The document is due to be finalised and today after it is approved by the shadow cabinet and the party's National Executive Committee. Formal publication is expected next week.

Andrew Gwynne, Labour's national campaigns co-ordinator, denied the leaked document was the party's manifesto, but instead a draft list of ideas.

He told ITV: “The point is today the whole of the shadow cabinet, the executive committee and other stakeholders are meeting to go through what will become our manifesto.”

Reaction to the leaked manifesto has been mixed, with some commentators observing that it represents the most left-wing policy programme in a generation and other predicting it would take the country back to the 1970s.

A Labour spokesman said: "We don't comment on leaks.
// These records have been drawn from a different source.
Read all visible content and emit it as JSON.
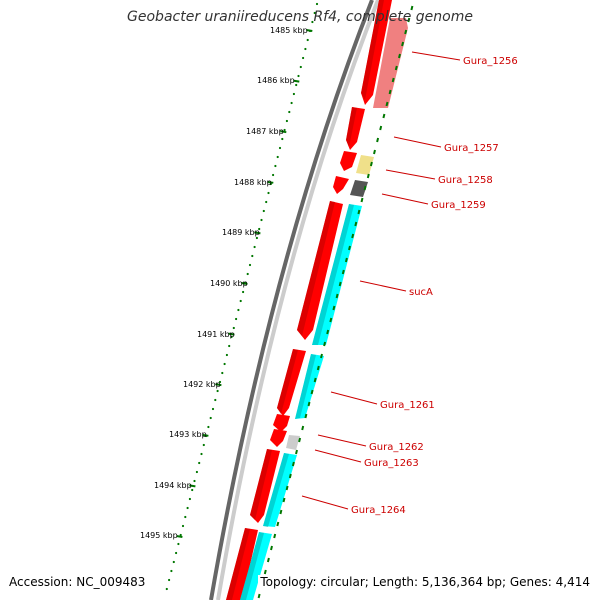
{
  "title": "Geobacter uraniireducens Rf4, complete genome",
  "footer": {
    "accession": "Accession: NC_009483",
    "summary": "Topology: circular; Length: 5,136,364 bp; Genes: 4,414"
  },
  "ruler": {
    "ticks": [
      {
        "label": "1485 kbp",
        "kbp": 1485
      },
      {
        "label": "1486 kbp",
        "kbp": 1486
      },
      {
        "label": "1487 kbp",
        "kbp": 1487
      },
      {
        "label": "1488 kbp",
        "kbp": 1488
      },
      {
        "label": "1489 kbp",
        "kbp": 1489
      },
      {
        "label": "1490 kbp",
        "kbp": 1490
      },
      {
        "label": "1491 kbp",
        "kbp": 1491
      },
      {
        "label": "1492 kbp",
        "kbp": 1492
      },
      {
        "label": "1493 kbp",
        "kbp": 1493
      },
      {
        "label": "1494 kbp",
        "kbp": 1494
      },
      {
        "label": "1495 kbp",
        "kbp": 1495
      }
    ]
  },
  "gene_labels": [
    "Gura_1256",
    "Gura_1257",
    "Gura_1258",
    "Gura_1259",
    "sucA",
    "Gura_1261",
    "Gura_1262",
    "Gura_1263",
    "Gura_1264"
  ],
  "colors": {
    "cds": "#ff0000",
    "cds_dark": "#b00000",
    "rna": "#00ffff",
    "label": "#cc0000",
    "ruler": "#007700",
    "backbone": "#666666"
  }
}
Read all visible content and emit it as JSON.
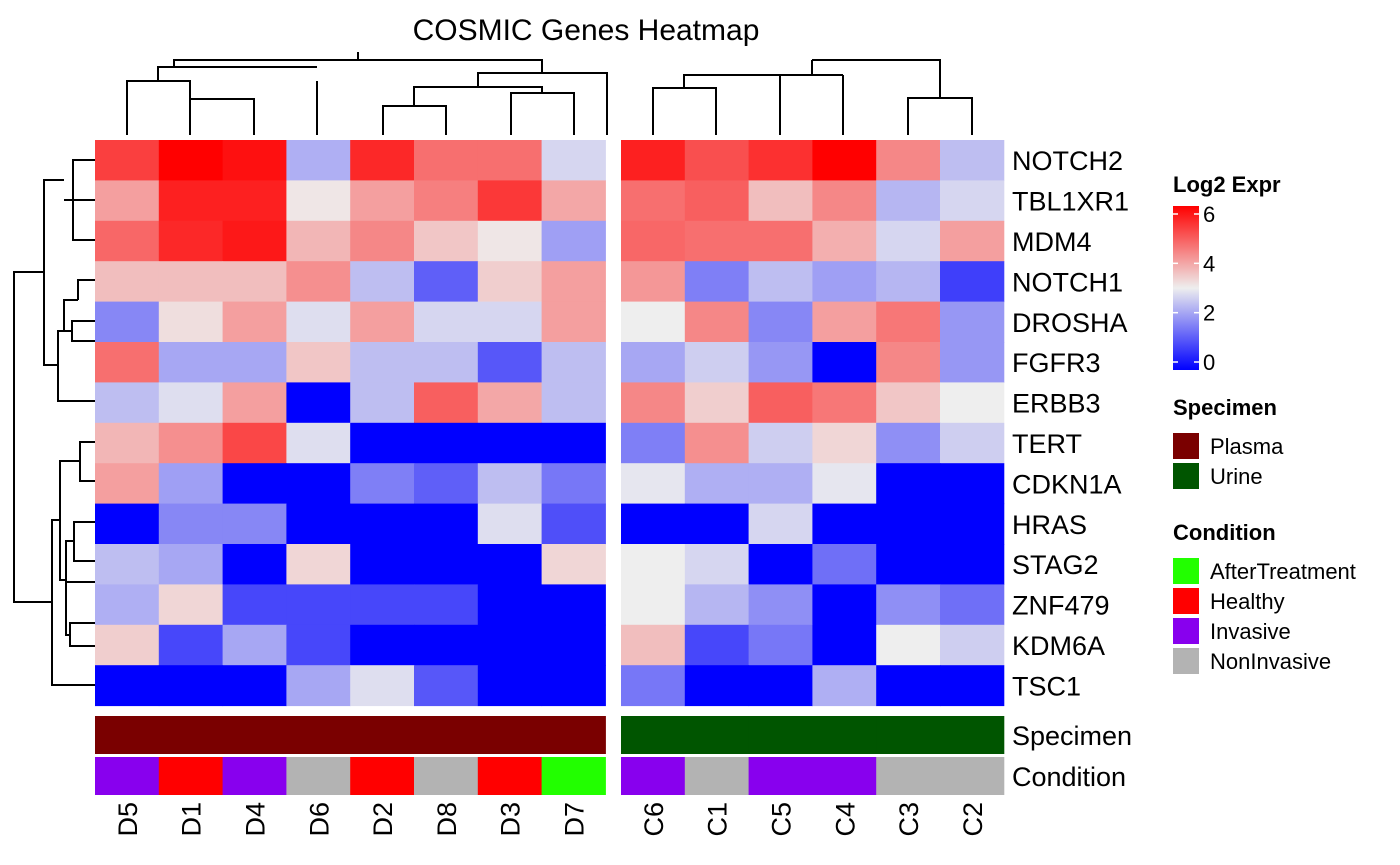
{
  "chart_data": {
    "type": "heatmap",
    "title": "COSMIC Genes Heatmap",
    "rows": [
      "NOTCH2",
      "TBL1XR1",
      "MDM4",
      "NOTCH1",
      "DROSHA",
      "FGFR3",
      "ERBB3",
      "TERT",
      "CDKN1A",
      "HRAS",
      "STAG2",
      "ZNF479",
      "KDM6A",
      "TSC1"
    ],
    "column_groups": [
      {
        "columns": [
          "D5",
          "D1",
          "D4",
          "D6",
          "D2",
          "D8",
          "D3",
          "D7"
        ]
      },
      {
        "columns": [
          "C6",
          "C1",
          "C5",
          "C4",
          "C3",
          "C2"
        ]
      }
    ],
    "values": [
      [
        5.2,
        6.2,
        5.8,
        2.2,
        5.5,
        4.6,
        4.6,
        2.7,
        5.6,
        5.0,
        5.4,
        6.2,
        4.3,
        2.4
      ],
      [
        4.0,
        5.6,
        5.6,
        3.1,
        4.0,
        4.4,
        5.3,
        3.9,
        4.6,
        4.8,
        3.6,
        4.3,
        2.3,
        2.7
      ],
      [
        4.7,
        5.5,
        5.7,
        3.7,
        4.3,
        3.5,
        3.1,
        2.0,
        4.7,
        4.6,
        4.6,
        3.8,
        2.7,
        4.0
      ],
      [
        3.6,
        3.6,
        3.6,
        4.2,
        2.4,
        1.2,
        3.4,
        4.0,
        4.1,
        1.6,
        2.4,
        2.0,
        2.3,
        0.8
      ],
      [
        1.7,
        3.2,
        4.0,
        2.8,
        4.0,
        2.7,
        2.7,
        4.0,
        3.0,
        4.3,
        1.7,
        4.0,
        4.5,
        1.9
      ],
      [
        4.6,
        2.1,
        2.1,
        3.5,
        2.4,
        2.4,
        1.1,
        2.4,
        2.1,
        2.6,
        1.9,
        0.0,
        4.3,
        1.9
      ],
      [
        2.4,
        2.8,
        4.0,
        0.0,
        2.4,
        4.8,
        3.9,
        2.4,
        4.3,
        3.4,
        4.8,
        4.5,
        3.5,
        3.0
      ],
      [
        3.7,
        4.2,
        5.1,
        2.8,
        0.0,
        0.0,
        0.0,
        0.0,
        1.6,
        4.2,
        2.6,
        3.3,
        1.8,
        2.6
      ],
      [
        4.0,
        2.0,
        0.0,
        0.0,
        1.6,
        1.2,
        2.4,
        1.5,
        2.9,
        2.2,
        2.2,
        2.9,
        0.0,
        0.0
      ],
      [
        0.0,
        1.7,
        1.7,
        0.0,
        0.0,
        0.0,
        2.8,
        1.0,
        0.0,
        0.0,
        2.7,
        0.0,
        0.0,
        0.0
      ],
      [
        2.4,
        2.1,
        0.0,
        3.3,
        0.0,
        0.0,
        0.0,
        3.3,
        3.0,
        2.7,
        0.0,
        1.4,
        0.0,
        0.0
      ],
      [
        2.2,
        3.3,
        0.9,
        0.9,
        0.9,
        0.9,
        0.0,
        0.0,
        3.0,
        2.3,
        1.8,
        0.0,
        1.8,
        1.4
      ],
      [
        3.4,
        0.9,
        2.1,
        0.9,
        0.0,
        0.0,
        0.0,
        0.0,
        3.6,
        0.9,
        1.5,
        0.0,
        3.0,
        2.6
      ],
      [
        0.0,
        0.0,
        0.0,
        2.1,
        2.8,
        1.1,
        0.0,
        0.0,
        1.5,
        0.0,
        0.0,
        2.2,
        0.0,
        0.0
      ]
    ],
    "specimen": [
      "Plasma",
      "Plasma",
      "Plasma",
      "Plasma",
      "Plasma",
      "Plasma",
      "Plasma",
      "Plasma",
      "Urine",
      "Urine",
      "Urine",
      "Urine",
      "Urine",
      "Urine"
    ],
    "condition": [
      "Invasive",
      "Healthy",
      "Invasive",
      "NonInvasive",
      "Healthy",
      "NonInvasive",
      "Healthy",
      "AfterTreatment",
      "Invasive",
      "NonInvasive",
      "Invasive",
      "Invasive",
      "NonInvasive",
      "NonInvasive"
    ],
    "annotation_labels": [
      "Specimen",
      "Condition"
    ],
    "color_scale": {
      "title": "Log2 Expr",
      "ticks": [
        0,
        2,
        4,
        6
      ],
      "stops": [
        {
          "value": 0,
          "color": "#0000FF"
        },
        {
          "value": 3,
          "color": "#EEEEEE"
        },
        {
          "value": 6,
          "color": "#FF0000"
        }
      ]
    },
    "specimen_legend": {
      "title": "Specimen",
      "items": [
        {
          "label": "Plasma",
          "color": "#7A0000"
        },
        {
          "label": "Urine",
          "color": "#005500"
        }
      ]
    },
    "condition_legend": {
      "title": "Condition",
      "items": [
        {
          "label": "AfterTreatment",
          "color": "#22FF00"
        },
        {
          "label": "Healthy",
          "color": "#FF0000"
        },
        {
          "label": "Invasive",
          "color": "#8800EE"
        },
        {
          "label": "NonInvasive",
          "color": "#B3B3B3"
        }
      ]
    },
    "legend_position": "right"
  }
}
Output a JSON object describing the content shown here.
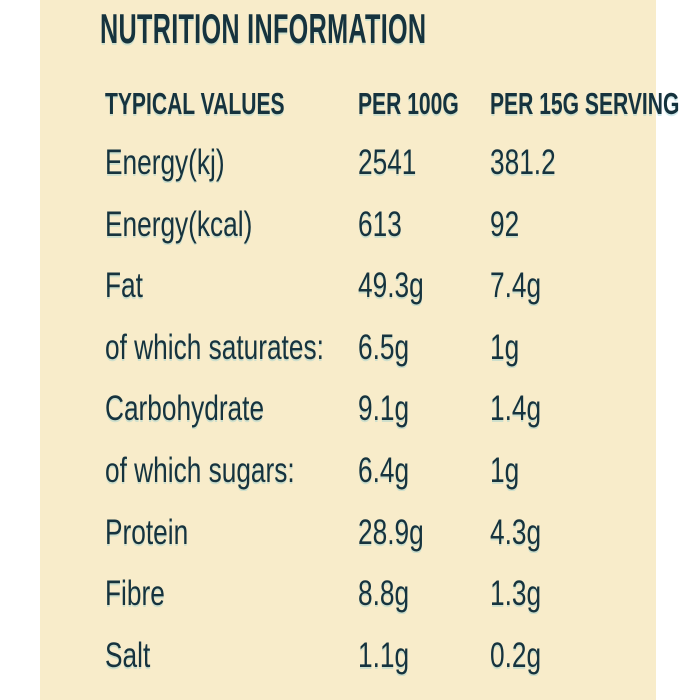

Our policies will be laid out when we launch our manifesto which is a plan to transform Britain for the many, not the few."

But the Conservatives said Labour’s plans were a “total shambles” and a Jeremy Corbyn-led government would “unleash chaos”.

A spokesman said: “The commitments in this dossier will rack up tens of billions of extra borrowing for our families and will put Brexit negotiations put at risk.

“Jobs will be lost, families will be hit and our economic security damaged for a generation if Jeremy Corbyn and the coalition of chaos are ever let anywhere near the keys to Downing Street.”

Liberal Democrat foreign affairs spokesman Tom Brake said: "This manifesto became meaningless the day Jeremy Corbyn ordered his MPs to vote with the Conservatives and UKIP to give Theresa May a blank cheque on Brexit.

John O'Connell, chief executive of the TaxPayers' Alliance, said: "This manifesto is a toxic mix of nationalisations, interventions and monumental tax hikes.

“A 1970s-style agenda would be a disaster for the country and the parties should instead be offering up policies that get the economy in shape to compete in the global marketplace.

“That means tax cuts for individuals and businesses to leave more money in the pockets of those who earned it, and cutting out wasteful spending so that resources go towards essential services."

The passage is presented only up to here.